The state has been hit hard by troubles in the financial services, insurance, and real estate industries. Income tax collections in the current fiscal year are now expected to fall $665 million below projections, and the deficit, even after roughly $200 million of spending cuts in recent months, is expected to be $921.9 million.
Rell spokesman Chris Cooper said all options to close the gap are on the table except tax increases. The governor has been focusing on spending cuts but has indicated that over the next three years the state may have to dip into its rainy-day fund, Cooper said.
Rell plans to release a budget plan for fiscal 2010 and 2011 on Feb. 4 that will close a nearly $8 billion deficit. Soon after that the governor will release a new deficit mitigation plan to close the current year gap, Cooper said. The state has already trimmed roughly $200 million from its budget for the current fiscal year that ends June 30.
Connecticut is marketing its 2009 Series 1 second-lien special tax obligation transportation refunding bonds to refinance variable-rate bonds issued in 2003 as fixed rate and to pay for a termination payment on associated swaps. The 2003 bonds were sold in two series, and as recently as the beginning of June had reset below 2%, but at the end of that month they spiked to 9% where, for the most part, they have stayed ever since. Both carried Ambac Assurance Corp. insurance.

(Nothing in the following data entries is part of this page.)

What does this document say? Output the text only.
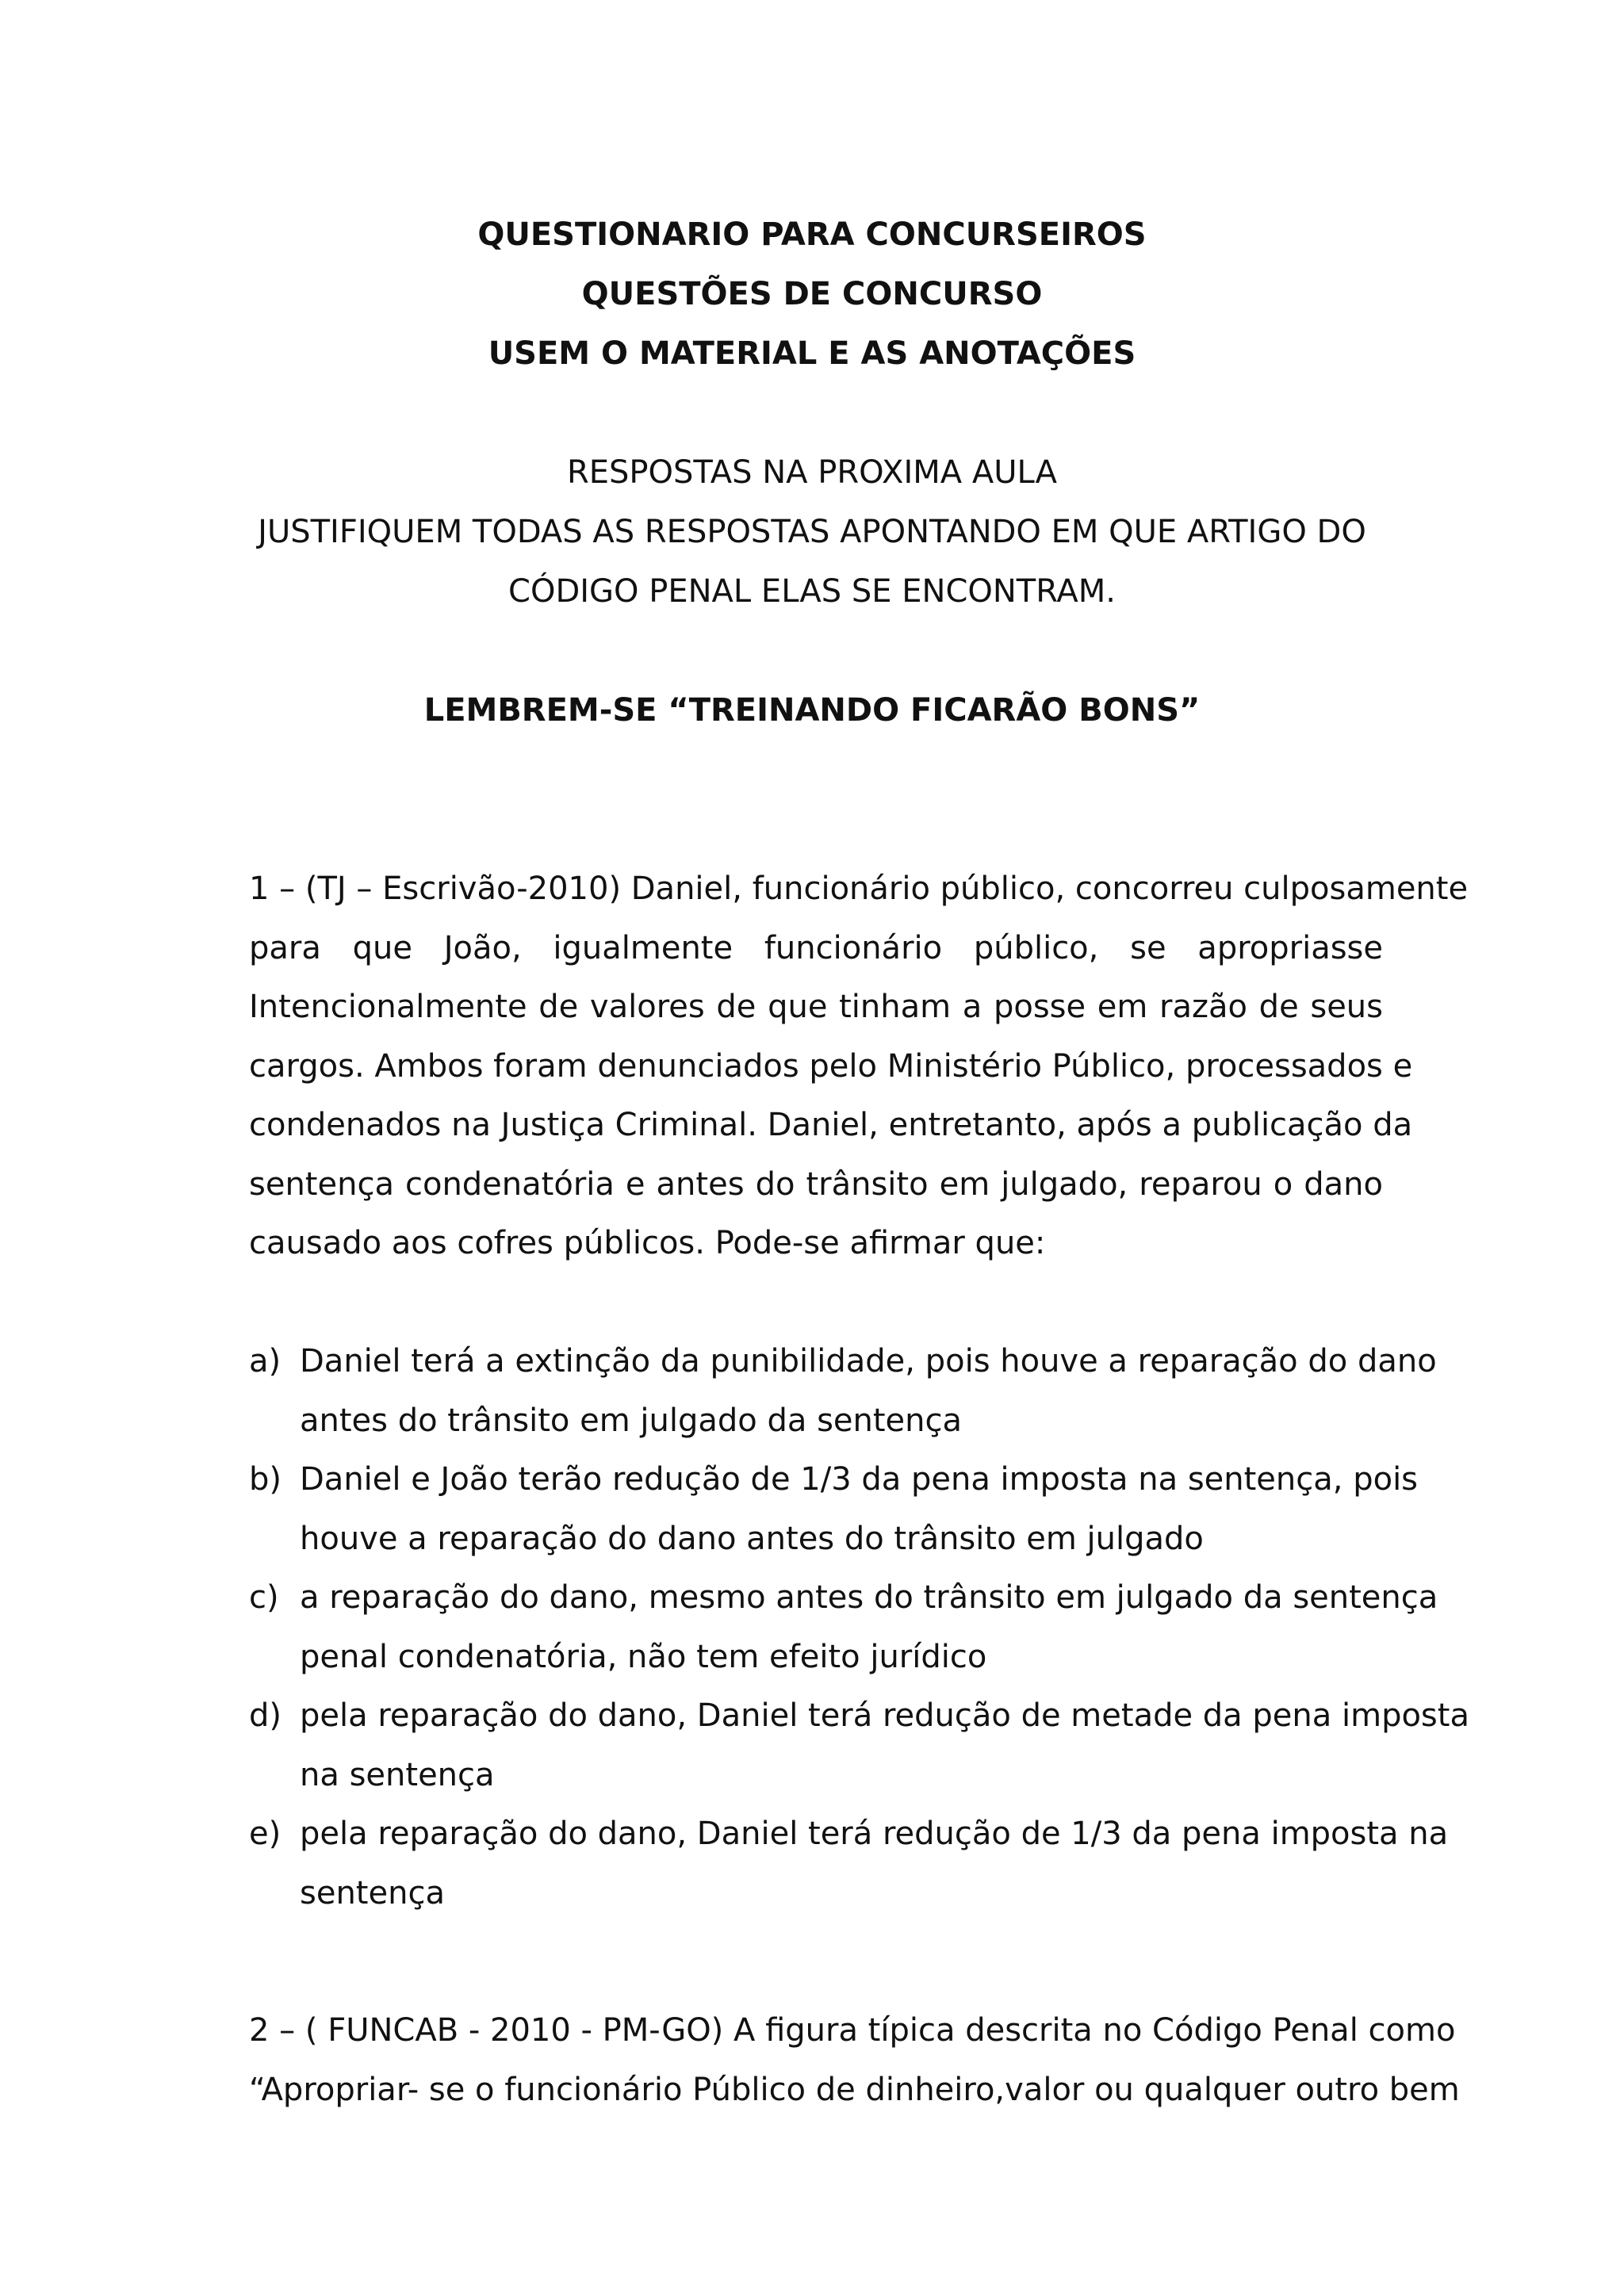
QUESTIONARIO PARA CONCURSEIROS
QUESTÕES DE CONCURSO
USEM O MATERIAL E AS ANOTAÇÕES
RESPOSTAS NA PROXIMA AULA
JUSTIFIQUEM TODAS AS RESPOSTAS APONTANDO EM QUE ARTIGO DO
CÓDIGO PENAL ELAS SE ENCONTRAM.
LEMBREM-SE “TREINANDO FICARÃO BONS”
1 – (TJ – Escrivão-2010) Daniel, funcionário público, concorreu culposamente
para que João, igualmente funcionário público, se apropriasse
Intencionalmente de valores de que tinham a posse em razão de seus
cargos. Ambos foram denunciados pelo Ministério Público, processados e
condenados na Justiça Criminal. Daniel, entretanto, após a publicação da
sentença condenatória e antes do trânsito em julgado, reparou o dano
causado aos cofres públicos. Pode-se afirmar que:
a) Daniel terá a extinção da punibilidade, pois houve a reparação do dano
antes do trânsito em julgado da sentença
b) Daniel e João terão redução de 1/3 da pena imposta na sentença, pois
houve a reparação do dano antes do trânsito em julgado
c) a reparação do dano, mesmo antes do trânsito em julgado da sentença
penal condenatória, não tem efeito jurídico
d) pela reparação do dano, Daniel terá redução de metade da pena imposta
na sentença
e) pela reparação do dano, Daniel terá redução de 1/3 da pena imposta na
sentença
2 – ( FUNCAB - 2010 - PM-GO) A figura típica descrita no Código Penal como
“Apropriar- se o funcionário Público de dinheiro,valor ou qualquer outro bem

Goldman, Sachs & Co. and Banc of America Securities LLC are lead managing the sale. A.C. Advisory Inc. is financial adviser, Updike, Kelly & Spellacy PC is bond counsel, and Lewis & Munday is co-bond counsel.
The bonds are backed by dedicated transportation-related revenues, such as motor fuel taxes and motor vehicle registration fees, that are deposited into the state's transportation fund.

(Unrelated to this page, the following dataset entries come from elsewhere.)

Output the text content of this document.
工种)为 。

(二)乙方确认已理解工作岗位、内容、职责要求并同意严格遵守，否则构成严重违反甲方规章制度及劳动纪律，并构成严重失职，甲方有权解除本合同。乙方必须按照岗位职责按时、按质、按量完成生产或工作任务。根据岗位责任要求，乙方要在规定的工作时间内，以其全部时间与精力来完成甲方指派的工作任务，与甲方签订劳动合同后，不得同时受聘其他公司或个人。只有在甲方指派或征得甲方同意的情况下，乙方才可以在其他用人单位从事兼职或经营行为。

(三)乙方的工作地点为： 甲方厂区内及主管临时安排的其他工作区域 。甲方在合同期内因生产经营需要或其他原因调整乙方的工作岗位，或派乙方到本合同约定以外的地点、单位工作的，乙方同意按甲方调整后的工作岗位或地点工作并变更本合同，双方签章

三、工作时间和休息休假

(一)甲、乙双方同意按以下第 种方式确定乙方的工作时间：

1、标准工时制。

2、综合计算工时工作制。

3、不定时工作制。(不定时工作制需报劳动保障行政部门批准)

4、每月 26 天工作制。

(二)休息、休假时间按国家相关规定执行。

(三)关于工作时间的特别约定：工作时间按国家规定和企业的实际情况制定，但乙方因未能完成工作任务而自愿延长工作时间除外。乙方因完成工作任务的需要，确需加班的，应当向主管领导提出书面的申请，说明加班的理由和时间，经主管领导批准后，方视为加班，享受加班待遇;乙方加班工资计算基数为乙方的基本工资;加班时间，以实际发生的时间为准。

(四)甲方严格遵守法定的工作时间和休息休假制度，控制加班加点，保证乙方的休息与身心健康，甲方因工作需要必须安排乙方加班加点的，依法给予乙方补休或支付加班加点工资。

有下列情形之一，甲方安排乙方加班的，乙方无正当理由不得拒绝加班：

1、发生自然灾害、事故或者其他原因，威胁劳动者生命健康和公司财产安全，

Information on the retail order period was not available at press time.
"The money that backs these bonds comes from a diversified stream of transportation-related revenues, and while there's been some fluctuation in the gas tax, it certainly hasn't disrupted their revenue stream and hasn't affected coverage on the bonds," Moody's Investors Service senior analyst Nicole Johnson said.
While the credit is susceptible to the economic cycle, "they've managed pretty well," she said, adding that the bonds tend to get about 2.6 to 2.7 times debt service coverage.
The bonds' rating - A1 with stable outlook - is closely related to Connecticut's Aa3 rating, but they are not linked, she said.
Fitch Ratings assigns the bonds its AA-minus rating and Standard & Poor's rates them AA. Both assign stable outlooks.